One afternoon, after reading for forty-five minutes or so, I felt my eyelids begin to droop. Many parents have found that reading to their children helps lull them, the kids, to sleep. For me, reading to Anna lulls me to sleep. I closed my eyes. “How about,” I suggested, “I tell you a story?” Telling a story—something I could do half-asleep.

Happily, Anna agreed. “Tell me about me!”

Kids love to hear stories about themselves, don’t they? Actually, we all do. So I began telling Anna the story of when she was born.

The story of when you were born—everyone’s personal favorite.

“I was so happy to see you,” I said.

“Mom gave me kisses,” Anna added. “Smooch, smooch!”

I’ve told her this story before, many times, and she loves it as much as I do.

“Yes, I kissed you so much,” I confirmed. “Then I gave you some milk…”

“Then I had scrambled eggs…”

My eyes blinked open. “What?” I started laughing. I had never said that, and obviously, Anna had not eaten any solid protein minutes after birth.

Anna frowned at me. “Stop laughing, Mom.”

“Honey, that’s not true. I did not give you scrambled eggs.”

“Yes, you did!” Now Anna was yelling. “I had scrambled eggs! I had milk and scrambled eggs!”

I could tell we weren’t going to be able to have a rational conversation. (This may be one of the hardest parts of parenting small children: dealing with wildly irrational behavior.) “If you say so,” I said.

Anna nodded. “Milk and scrambled eggs,” she said. “And Grace sang to me…”

I picked up with the story. “Yes, Grace sang ‘Twinkle, Twinkle, Little Star’ to you when she met you…”
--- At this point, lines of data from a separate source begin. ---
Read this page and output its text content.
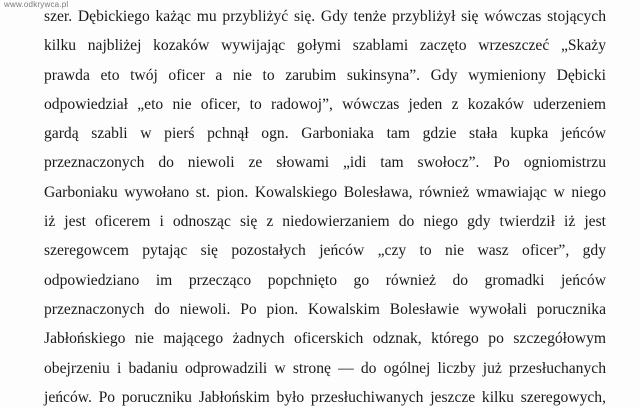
www.odkrywca.pl
szer. Dębickiego każąc mu przybliżyć się. Gdy tenże przybliżył się wówczas stojących
kilku najbliżej kozaków wywijając gołymi szablami zaczęto wrzeszczeć „Skaży
prawda eto twój oficer a nie to zarubim sukinsyna”. Gdy wymieniony Dębicki
odpowiedział „eto nie oficer, to radowoj”, wówczas jeden z kozaków uderzeniem
gardą szabli w pierś pchnął ogn. Garboniaka tam gdzie stała kupka jeńców
przeznaczonych do niewoli ze słowami „idi tam swołocz”. Po ogniomistrzu
Garboniaku wywołano st. pion. Kowalskiego Bolesława, również wmawiając w niego
iż jest oficerem i odnosząc się z niedowierzaniem do niego gdy twierdził iż jest
szeregowcem pytając się pozostałych jeńców „czy to nie wasz oficer”, gdy
odpowiedziano im przecząco popchnięto go również do gromadki jeńców
przeznaczonych do niewoli. Po pion. Kowalskim Bolesławie wywołali porucznika
Jabłońskiego nie mającego żadnych oficerskich odznak, którego po szczegółowym
obejrzeniu i badaniu odprowadzili w stronę — do ogólnej liczby już przesłuchanych
jeńców. Po poruczniku Jabłońskim było przesłuchiwanych jeszcze kilku szeregowych,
The story of when you were born—everyone’s personal favorite.

In telling a story, have you ever had to change it? To finesse the facts, so to speak, in order to move the conversation forward, as I did with Anna? Or, as my husband would say, lie?
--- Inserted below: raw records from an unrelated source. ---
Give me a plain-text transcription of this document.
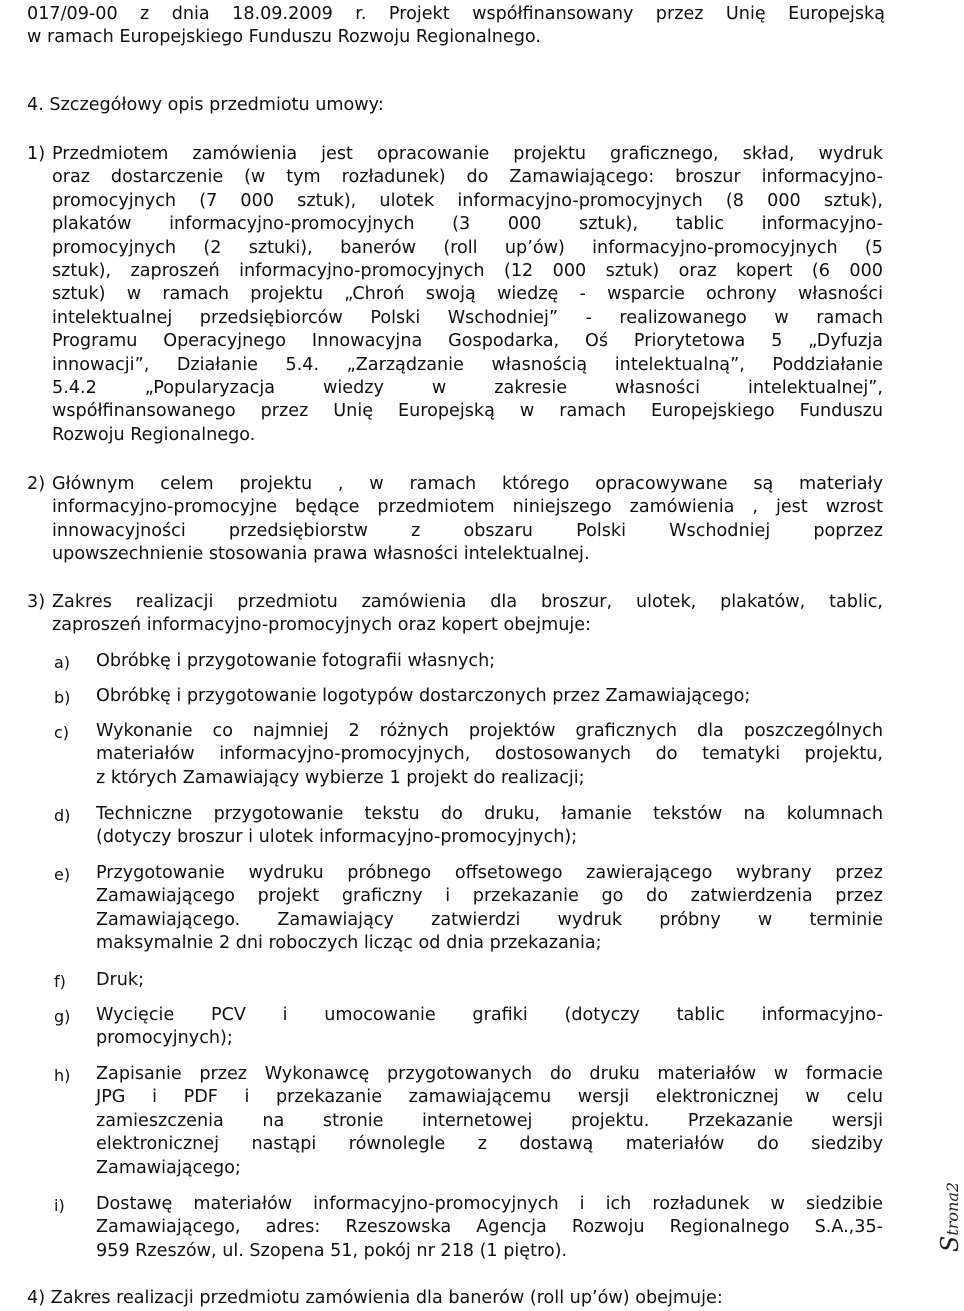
017/09-00 z dnia 18.09.2009 r. Projekt współfinansowany przez Unię Europejską

w ramach Europejskiego Funduszu Rozwoju Regionalnego.

4. Szczegółowy opis przedmiotu umowy:

1) Przedmiotem zamówienia jest opracowanie projektu graficznego, skład, wydruk

oraz dostarczenie (w tym rozładunek) do Zamawiającego: broszur informacyjno-

promocyjnych (7 000 sztuk), ulotek informacyjno-promocyjnych (8 000 sztuk),

plakatów informacyjno-promocyjnych (3 000 sztuk), tablic informacyjno-

promocyjnych (2 sztuki), banerów (roll up’ów) informacyjno-promocyjnych (5

sztuk), zaproszeń informacyjno-promocyjnych (12 000 sztuk) oraz kopert (6 000

sztuk) w ramach projektu „Chroń swoją wiedzę - wsparcie ochrony własności

intelektualnej przedsiębiorców Polski Wschodniej” - realizowanego w ramach

Programu Operacyjnego Innowacyjna Gospodarka, Oś Priorytetowa 5 „Dyfuzja

innowacji”, Działanie 5.4. „Zarządzanie własnością intelektualną”, Poddziałanie

5.4.2 „Popularyzacja wiedzy w zakresie własności intelektualnej”,

współfinansowanego przez Unię Europejską w ramach Europejskiego Funduszu

Rozwoju Regionalnego.

2) Głównym celem projektu , w ramach którego opracowywane są materiały

informacyjno-promocyjne będące przedmiotem niniejszego zamówienia , jest wzrost

innowacyjności przedsiębiorstw z obszaru Polski Wschodniej poprzez

upowszechnienie stosowania prawa własności intelektualnej.

3) Zakres realizacji przedmiotu zamówienia dla broszur, ulotek, plakatów, tablic,

zaproszeń informacyjno-promocyjnych oraz kopert obejmuje:

a)	Obróbkę i przygotowanie fotografii własnych;

b)	Obróbkę i przygotowanie logotypów dostarczonych przez Zamawiającego;

c)	Wykonanie co najmniej 2 różnych projektów graficznych dla poszczególnych

materiałów informacyjno-promocyjnych, dostosowanych do tematyki projektu,

z których Zamawiający wybierze 1 projekt do realizacji;

d)	Techniczne przygotowanie tekstu do druku, łamanie tekstów na kolumnach

(dotyczy broszur i ulotek informacyjno-promocyjnych);

e)	Przygotowanie wydruku próbnego offsetowego zawierającego wybrany przez

Zamawiającego projekt graficzny i przekazanie go do zatwierdzenia przez

Zamawiającego. Zamawiający zatwierdzi wydruk próbny w terminie

maksymalnie 2 dni roboczych licząc od dnia przekazania;

f)	Druk;

g)	Wycięcie PCV i umocowanie grafiki (dotyczy tablic informacyjno-

promocyjnych);

h)	Zapisanie przez Wykonawcę przygotowanych do druku materiałów w formacie

JPG i PDF i przekazanie zamawiającemu wersji elektronicznej w celu

zamieszczenia na stronie internetowej projektu. Przekazanie wersji

elektronicznej nastąpi równolegle z dostawą materiałów do siedziby

Zamawiającego;

i)	Dostawę materiałów informacyjno-promocyjnych i ich rozładunek w siedzibie

Zamawiającego, adres: Rzeszowska Agencja Rozwoju Regionalnego S.A.,35-

959 Rzeszów, ul. Szopena 51, pokój nr 218 (1 piętro).

4) Zakres realizacji przedmiotu zamówienia dla banerów (roll up’ów) obejmuje:

Strona2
(I don’t like to say lie…)

Storytellers—especially when they answer to “Mom” or “Dad”—are not court reporters, or accountants, or any other kind of official record keepers. And in family life particularly, we narrate these scenes of shared history not to develop a personal Encyclopedia Britannica, but to revisit and remember milestones and more everyday moments alike—all the occasions that make a family just that: a family.

The upcoming holidays will be prime time for family storytelling. At dinner tables, or on couches in front of TV’s showing a football game or animated movie, or wherever else we might gather with our loved ones…we’ll tell (actually, we’ll re-tell) the memory of, “That time when…”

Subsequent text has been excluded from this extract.